LONDON (Reuters) – Victorian Britain has taken Florence Nightingale to heart as the “Lady with a Lamp” who cared for injured soldiers, but a new exhibit shows her as a difficult pioneer whose principles of hygiene underpin nursing today as the world battles coronavirus.
A photograph shows Florence Nightingale, 86, in bed in her London home in South Street, Mayfair, Great Britain in 1906. Elizabeth Bosanquet / FLORENCE NIGHTINGALE MUSEUM / Document distributed via REUTERS
The exhibit at the Florence Nightingale Museum at St Thomas’ Hospital in London marks the bicentenary of Nightingale’s birth in a wealthy family, and how she fought opposition and her family’s social constraints to become the nurse most famous in the world.
“The legacy of Florence Nightingale is really, really important. Obviously, she was an energetic leader. And today we need clear, visible and strong leadership, and certainly in modern nursing, ”said Fiona Hibberts, of the Nightingale Academy, a nursing institution at the hospital.
The exhibition “Nightingale in 200 Objects, People & Places” will last one year.
St Thomas’s is one of a handful of hospitals in Britain with a specialist department for the treatment of patients with coronavirus.
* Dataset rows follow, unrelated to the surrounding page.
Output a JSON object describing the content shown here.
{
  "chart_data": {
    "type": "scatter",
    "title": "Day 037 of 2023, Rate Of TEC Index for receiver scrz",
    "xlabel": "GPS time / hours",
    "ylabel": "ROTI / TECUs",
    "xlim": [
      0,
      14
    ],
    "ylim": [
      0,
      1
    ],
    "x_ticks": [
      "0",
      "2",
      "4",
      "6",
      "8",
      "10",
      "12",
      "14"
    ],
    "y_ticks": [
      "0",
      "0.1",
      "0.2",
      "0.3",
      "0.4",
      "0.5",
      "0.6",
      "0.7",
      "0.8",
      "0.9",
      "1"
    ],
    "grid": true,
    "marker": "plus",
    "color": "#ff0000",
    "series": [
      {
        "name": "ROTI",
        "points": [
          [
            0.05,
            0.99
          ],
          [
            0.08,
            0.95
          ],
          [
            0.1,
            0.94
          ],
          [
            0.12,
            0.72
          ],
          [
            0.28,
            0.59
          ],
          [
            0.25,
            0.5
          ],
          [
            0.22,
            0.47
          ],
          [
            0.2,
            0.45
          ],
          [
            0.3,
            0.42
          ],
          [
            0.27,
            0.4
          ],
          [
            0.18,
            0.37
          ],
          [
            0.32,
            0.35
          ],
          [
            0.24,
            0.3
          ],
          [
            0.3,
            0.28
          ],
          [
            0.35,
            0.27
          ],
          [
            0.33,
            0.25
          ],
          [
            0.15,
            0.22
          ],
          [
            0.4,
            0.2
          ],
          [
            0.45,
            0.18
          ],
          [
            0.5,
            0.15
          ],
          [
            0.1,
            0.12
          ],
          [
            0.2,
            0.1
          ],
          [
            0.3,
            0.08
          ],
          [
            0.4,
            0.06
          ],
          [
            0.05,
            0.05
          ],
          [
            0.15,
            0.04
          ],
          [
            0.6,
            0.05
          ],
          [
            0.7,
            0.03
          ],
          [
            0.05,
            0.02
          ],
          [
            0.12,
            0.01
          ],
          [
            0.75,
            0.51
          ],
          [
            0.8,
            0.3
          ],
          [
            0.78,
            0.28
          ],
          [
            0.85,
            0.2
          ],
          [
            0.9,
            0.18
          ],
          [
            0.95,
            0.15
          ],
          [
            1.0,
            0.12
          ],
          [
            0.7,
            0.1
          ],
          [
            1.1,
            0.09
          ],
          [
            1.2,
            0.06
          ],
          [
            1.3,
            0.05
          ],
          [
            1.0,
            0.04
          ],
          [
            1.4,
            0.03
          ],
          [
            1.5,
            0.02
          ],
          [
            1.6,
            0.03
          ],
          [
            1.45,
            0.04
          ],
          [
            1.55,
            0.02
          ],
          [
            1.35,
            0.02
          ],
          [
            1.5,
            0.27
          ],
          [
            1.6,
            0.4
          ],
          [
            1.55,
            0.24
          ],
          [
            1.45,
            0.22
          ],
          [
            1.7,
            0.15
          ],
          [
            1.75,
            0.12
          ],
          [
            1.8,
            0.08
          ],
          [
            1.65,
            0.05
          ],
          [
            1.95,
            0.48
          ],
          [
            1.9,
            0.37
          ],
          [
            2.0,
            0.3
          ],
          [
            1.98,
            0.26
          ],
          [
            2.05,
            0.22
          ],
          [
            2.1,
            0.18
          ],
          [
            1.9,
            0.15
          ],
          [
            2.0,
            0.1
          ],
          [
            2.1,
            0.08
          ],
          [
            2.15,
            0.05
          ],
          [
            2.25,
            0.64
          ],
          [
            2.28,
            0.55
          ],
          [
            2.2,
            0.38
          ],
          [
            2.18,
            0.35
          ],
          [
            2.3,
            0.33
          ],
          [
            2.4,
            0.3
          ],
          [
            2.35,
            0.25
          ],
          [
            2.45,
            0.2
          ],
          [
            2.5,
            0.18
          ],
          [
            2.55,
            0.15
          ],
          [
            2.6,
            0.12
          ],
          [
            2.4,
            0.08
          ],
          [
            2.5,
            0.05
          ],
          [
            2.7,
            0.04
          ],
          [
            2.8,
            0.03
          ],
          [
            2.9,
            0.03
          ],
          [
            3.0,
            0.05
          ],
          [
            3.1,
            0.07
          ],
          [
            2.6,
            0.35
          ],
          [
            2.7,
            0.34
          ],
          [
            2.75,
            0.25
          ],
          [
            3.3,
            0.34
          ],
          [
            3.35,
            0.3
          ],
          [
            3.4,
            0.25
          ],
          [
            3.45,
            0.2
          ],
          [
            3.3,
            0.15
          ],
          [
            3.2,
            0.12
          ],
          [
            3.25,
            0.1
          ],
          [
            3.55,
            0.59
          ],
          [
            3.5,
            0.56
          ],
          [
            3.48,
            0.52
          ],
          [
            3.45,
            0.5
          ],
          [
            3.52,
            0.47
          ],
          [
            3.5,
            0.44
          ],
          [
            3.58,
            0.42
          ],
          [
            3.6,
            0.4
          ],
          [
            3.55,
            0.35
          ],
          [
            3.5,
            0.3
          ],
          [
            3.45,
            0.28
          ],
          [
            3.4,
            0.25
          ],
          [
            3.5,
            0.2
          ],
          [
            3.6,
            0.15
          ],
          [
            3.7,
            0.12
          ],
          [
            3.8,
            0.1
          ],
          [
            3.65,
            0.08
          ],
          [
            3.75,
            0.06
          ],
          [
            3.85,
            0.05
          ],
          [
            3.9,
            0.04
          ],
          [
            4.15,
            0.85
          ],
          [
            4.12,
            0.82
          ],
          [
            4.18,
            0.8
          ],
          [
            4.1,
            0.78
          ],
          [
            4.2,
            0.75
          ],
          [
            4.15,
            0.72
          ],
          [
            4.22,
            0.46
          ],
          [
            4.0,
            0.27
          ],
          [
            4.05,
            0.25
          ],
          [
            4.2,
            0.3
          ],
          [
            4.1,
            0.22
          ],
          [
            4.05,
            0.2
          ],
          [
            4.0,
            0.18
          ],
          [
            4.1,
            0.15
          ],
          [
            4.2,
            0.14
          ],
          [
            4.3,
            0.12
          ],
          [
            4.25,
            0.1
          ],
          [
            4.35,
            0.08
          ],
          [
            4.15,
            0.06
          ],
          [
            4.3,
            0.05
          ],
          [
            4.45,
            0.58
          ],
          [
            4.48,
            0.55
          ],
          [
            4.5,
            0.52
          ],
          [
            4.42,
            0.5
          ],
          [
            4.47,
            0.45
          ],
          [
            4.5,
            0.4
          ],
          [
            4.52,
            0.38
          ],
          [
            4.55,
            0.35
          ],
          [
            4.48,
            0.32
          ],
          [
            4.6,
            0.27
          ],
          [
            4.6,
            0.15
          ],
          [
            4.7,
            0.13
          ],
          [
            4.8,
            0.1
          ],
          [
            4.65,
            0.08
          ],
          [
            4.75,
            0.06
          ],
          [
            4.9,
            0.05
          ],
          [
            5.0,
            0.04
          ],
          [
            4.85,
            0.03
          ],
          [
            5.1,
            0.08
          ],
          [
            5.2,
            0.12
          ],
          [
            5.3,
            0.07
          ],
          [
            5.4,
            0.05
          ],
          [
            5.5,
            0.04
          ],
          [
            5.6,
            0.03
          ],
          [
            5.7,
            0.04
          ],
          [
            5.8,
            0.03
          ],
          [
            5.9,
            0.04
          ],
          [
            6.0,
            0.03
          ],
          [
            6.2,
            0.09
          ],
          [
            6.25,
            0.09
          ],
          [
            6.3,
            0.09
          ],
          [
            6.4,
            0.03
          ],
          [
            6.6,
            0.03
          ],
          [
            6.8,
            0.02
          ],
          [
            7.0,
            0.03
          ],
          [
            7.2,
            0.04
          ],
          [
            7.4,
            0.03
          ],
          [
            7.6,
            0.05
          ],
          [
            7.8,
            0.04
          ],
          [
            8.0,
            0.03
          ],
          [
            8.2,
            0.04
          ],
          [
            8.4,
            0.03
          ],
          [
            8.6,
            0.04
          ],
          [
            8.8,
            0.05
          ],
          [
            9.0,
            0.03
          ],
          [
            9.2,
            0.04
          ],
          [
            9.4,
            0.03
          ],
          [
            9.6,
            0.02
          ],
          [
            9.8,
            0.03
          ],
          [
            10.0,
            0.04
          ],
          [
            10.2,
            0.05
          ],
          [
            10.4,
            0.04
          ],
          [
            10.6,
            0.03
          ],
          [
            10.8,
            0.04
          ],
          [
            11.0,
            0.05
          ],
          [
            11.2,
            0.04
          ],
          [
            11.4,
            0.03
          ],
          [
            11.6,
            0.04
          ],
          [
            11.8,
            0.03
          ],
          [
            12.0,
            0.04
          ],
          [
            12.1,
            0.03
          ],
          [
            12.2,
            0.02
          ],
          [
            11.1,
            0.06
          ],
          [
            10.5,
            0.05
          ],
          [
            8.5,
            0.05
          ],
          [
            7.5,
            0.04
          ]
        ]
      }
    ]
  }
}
“The emphasis on sanitation, good hygiene, fresh air exercises, good food … no matter how far we go, these Florence fundamentals are still very much the foundation of modern nursing”, said Hibberts.
“It’s the same old message. Wash your hands.”
Nightingale became famous after she and a small team of nurses traveled to Istanbul today to treat wounded British soldiers during the Crimean War, during which British, French and Ottoman forces fought the Russian Empire.
In a dirty hospital in a barracks on the Asian side of the Bosphorus, she saw thousands of soldiers die from infectious diseases rather than from their injuries, which prompted her to try to improve conditions.
The lamp she used to visit the rooms at night is on display at the exhibition, as is the uniform of the nurses she created.
“If Florence Nightingale herself was here, she would support everything that is being said at the moment. She was absolutely in infection control, hand washing, being very observant, “said Yvonne Moores, president of the Florence Nightingale Foundation and former national chief of nursing for Great Britain.
“She would also like, given her very, very long career, to encourage people who have retired … to think about the role they could play in returning.”
Many retired doctors and nurses reacted with concern to a suggestion from the British government that they would be asked to fight the coronavirus if necessary.
Nightingale died at the age of 90 in 1910, continuing to work and write late in life.
The exhibition also recreates her room in London, allows visitors to smell her scent and hear a recording of her voice.